“Get ready as quickly as you can, Mary,” she said to me when the paroxysm had somewhat subsided. “We go up to town by the 9.10.”
“Is his lordship coming with us, my lady?” I asked.
“Oh, yes!” she said, whilst a bright smile lit up her face. “Father is simply grand … and yet he knows.”
“Knows what, my lady?” I queried instinctively, for Lady Molly had paused, and I saw a look of acute pain once more darken her soft, grey eyes.
“My father knows,” she said, slowly and almost tonelessly, “that half an hour ago the police found a weighted stick in the Elkhorn Woods not far from the spot where Mr. Steadman was murdered. The stick has the appearance of having been very vigorously cleaned and scraped recently, in spite of which fact tiny traces of blood are still visible on the leaden knob. The inspector showed my father that stick. I saw it too. It is the property of Captain Hubert de Mazareen, and by to-morrow, at the latest, it will be identified as such.”
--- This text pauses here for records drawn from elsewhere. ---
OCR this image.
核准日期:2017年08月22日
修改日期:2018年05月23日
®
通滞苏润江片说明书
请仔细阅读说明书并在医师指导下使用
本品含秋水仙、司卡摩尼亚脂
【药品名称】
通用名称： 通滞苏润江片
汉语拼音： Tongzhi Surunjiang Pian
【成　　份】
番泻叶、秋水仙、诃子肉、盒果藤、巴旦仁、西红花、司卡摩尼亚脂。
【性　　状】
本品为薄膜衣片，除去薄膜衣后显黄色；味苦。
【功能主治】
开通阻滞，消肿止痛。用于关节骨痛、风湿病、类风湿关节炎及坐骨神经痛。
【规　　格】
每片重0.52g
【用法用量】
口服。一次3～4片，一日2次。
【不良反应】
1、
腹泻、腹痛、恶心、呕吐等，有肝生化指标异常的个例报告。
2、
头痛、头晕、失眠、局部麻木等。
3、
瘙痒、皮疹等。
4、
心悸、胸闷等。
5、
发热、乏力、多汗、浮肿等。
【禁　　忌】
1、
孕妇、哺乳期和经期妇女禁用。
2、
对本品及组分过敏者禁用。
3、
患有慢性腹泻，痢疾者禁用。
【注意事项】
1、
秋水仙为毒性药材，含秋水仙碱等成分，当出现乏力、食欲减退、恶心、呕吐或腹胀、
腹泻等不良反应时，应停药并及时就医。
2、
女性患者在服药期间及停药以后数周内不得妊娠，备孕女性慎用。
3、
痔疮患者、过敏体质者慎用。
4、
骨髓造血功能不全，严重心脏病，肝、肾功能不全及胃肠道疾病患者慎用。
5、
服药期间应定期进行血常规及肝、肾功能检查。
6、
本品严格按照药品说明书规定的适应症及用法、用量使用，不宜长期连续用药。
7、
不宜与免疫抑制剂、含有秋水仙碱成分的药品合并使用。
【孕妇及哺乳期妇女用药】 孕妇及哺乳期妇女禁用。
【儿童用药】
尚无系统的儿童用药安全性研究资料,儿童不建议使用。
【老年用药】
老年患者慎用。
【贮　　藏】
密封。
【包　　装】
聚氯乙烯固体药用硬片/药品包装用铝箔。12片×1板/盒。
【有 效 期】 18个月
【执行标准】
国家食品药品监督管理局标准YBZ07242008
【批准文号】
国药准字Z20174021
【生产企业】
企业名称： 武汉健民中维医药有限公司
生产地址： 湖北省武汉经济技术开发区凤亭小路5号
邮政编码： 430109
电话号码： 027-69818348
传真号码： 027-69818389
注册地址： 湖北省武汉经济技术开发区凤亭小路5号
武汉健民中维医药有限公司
There was silence in the little boudoir now: a silence broken only by the sound of dull sobs which rose from my dear lady’s overburdened heart. Lady Molly at this moment had looked into the future, and with that unerring intuition which has since been of such immense service to her she had already perceived the grim web which Fate was weaving round the destiny of the man she loved.
I said nothing. What could I say? I waited for her to speak again.
The first words she uttered after the terrible pronouncement which she had just made were:
“I’ll wear my white cloth gown to-morrow, Mary. It is the most becoming frock I have, and I want to look my best on my wedding-day.”